Overview
Stract (and most other web search engines) is composed of three main components: the crawler, the webgraph and the search index.
Crawler
The crawler, often also referred to as a spider or bot, is the component responsible for collecting and scanning websites across the internet. It begins with a seed list of URLs, which it visits to fetch web pages. The crawler then parses these pages to extract additional URLs, which are then added to the list of URLs to be crawled in the future. This process repeats in a cycle, allowing the crawler to discover new web pages or updates to existing pages continuously. The content fetched by the crawler is passed on to the next components of the search engine: the webgraph and the search index.
Webgraph
The webgraph is a data structure that represents the relationships between different web pages. Each node in the webgraph represents a unique web page, and each edge represents a hyperlink from one page to another.
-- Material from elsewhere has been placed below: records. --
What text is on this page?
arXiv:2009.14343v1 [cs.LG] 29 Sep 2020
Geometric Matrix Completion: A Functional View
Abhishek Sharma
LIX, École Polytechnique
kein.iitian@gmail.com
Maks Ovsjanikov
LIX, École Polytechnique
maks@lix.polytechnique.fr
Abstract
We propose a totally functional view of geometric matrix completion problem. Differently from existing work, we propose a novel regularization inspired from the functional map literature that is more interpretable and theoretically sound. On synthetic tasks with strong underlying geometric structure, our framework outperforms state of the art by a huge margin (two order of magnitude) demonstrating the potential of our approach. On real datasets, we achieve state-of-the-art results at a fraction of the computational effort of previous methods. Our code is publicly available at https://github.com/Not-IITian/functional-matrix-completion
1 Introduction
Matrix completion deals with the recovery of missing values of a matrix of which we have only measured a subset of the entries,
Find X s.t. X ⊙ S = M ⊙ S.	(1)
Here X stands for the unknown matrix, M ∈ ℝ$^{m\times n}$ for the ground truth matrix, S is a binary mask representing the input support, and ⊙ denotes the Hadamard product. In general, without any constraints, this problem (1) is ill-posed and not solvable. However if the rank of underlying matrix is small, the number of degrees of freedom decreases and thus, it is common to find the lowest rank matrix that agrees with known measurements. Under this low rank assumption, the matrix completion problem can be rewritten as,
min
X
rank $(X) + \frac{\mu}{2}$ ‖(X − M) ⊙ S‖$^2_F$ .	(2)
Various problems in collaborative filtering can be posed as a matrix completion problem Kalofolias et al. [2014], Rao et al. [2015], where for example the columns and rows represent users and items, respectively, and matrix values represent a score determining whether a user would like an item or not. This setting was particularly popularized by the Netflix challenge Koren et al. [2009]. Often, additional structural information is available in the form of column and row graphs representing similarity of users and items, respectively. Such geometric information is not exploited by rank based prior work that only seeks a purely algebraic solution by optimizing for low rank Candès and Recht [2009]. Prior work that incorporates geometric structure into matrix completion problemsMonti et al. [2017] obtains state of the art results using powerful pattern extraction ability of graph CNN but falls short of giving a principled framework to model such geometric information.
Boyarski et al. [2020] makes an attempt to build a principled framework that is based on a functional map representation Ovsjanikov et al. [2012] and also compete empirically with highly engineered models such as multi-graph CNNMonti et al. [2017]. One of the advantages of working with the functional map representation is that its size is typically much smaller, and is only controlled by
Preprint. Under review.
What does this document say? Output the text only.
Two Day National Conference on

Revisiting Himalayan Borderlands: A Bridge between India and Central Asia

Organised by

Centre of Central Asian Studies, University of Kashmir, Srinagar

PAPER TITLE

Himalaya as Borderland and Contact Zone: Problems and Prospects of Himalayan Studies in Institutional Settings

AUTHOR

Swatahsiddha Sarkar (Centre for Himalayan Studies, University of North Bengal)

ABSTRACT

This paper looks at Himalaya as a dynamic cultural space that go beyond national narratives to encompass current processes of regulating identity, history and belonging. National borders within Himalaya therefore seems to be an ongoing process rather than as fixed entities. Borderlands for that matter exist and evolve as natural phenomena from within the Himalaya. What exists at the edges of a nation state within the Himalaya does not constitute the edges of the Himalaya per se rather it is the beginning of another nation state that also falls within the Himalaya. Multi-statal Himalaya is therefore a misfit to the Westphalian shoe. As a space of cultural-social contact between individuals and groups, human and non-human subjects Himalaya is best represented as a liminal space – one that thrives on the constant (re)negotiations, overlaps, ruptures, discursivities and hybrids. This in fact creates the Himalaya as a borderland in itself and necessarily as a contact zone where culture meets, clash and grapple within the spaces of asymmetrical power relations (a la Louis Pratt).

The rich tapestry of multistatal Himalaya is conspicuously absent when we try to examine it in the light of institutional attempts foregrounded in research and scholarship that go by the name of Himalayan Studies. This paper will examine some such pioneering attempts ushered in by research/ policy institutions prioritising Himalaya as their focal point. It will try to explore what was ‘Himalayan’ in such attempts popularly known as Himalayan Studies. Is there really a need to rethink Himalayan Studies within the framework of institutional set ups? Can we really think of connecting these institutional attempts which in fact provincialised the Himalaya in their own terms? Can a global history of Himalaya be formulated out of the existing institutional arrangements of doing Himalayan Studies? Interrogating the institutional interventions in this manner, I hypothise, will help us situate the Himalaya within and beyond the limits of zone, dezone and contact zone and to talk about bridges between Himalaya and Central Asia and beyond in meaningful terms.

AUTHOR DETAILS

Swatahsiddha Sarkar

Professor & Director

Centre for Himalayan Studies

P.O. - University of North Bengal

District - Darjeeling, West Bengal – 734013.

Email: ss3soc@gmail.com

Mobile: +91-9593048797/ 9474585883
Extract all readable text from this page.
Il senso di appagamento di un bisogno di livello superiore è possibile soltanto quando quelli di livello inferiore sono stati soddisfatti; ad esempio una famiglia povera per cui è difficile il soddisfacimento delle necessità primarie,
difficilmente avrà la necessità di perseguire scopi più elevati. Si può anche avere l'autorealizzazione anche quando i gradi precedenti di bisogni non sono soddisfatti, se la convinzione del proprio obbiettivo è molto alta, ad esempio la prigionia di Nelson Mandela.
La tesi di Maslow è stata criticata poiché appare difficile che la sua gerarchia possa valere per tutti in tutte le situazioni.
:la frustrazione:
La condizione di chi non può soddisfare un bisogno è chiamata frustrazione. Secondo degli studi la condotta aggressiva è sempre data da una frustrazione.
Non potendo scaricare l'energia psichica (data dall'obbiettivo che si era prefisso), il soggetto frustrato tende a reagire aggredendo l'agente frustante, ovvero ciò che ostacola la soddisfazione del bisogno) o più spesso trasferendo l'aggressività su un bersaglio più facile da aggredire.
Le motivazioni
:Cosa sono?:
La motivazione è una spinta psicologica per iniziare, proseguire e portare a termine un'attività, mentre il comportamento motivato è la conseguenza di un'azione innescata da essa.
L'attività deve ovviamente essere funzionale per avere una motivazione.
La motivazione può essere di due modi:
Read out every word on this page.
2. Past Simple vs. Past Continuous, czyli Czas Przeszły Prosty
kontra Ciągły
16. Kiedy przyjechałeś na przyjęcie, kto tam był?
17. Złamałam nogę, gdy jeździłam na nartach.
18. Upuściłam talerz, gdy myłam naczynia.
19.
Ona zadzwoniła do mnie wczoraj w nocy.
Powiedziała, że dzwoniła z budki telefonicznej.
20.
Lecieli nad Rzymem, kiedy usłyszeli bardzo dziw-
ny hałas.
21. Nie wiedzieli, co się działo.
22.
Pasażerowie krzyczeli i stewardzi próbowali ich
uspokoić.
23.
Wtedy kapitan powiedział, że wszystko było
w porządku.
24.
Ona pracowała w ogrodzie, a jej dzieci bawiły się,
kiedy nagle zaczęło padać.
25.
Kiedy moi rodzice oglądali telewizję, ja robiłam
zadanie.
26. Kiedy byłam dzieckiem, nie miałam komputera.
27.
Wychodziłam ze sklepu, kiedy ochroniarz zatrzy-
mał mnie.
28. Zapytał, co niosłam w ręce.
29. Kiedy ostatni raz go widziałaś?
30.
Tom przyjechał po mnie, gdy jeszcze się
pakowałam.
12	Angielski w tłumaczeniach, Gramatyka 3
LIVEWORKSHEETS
The webgraph helps the search engine understand the structure of the web and the authority of different web pages. Authority is determined by factors such as the number of other pages linking to a given page (also known as "backlinks"), which is an important factor in ranking search results. This concept is often referred to as "link analysis."
Search Index
The search index is the component that facilitates fast and accurate search results. It is akin to the index at the back of a book, providing a direct mapping from words or phrases to the web pages in which they appear. This data structure is often referred to as an "inverted index". The search index is designed to handle complex search queries and return relevant results in a fraction of a second. The index uses the information gathered by the crawler and the structure of the webgraph to rank search results according to their relevance.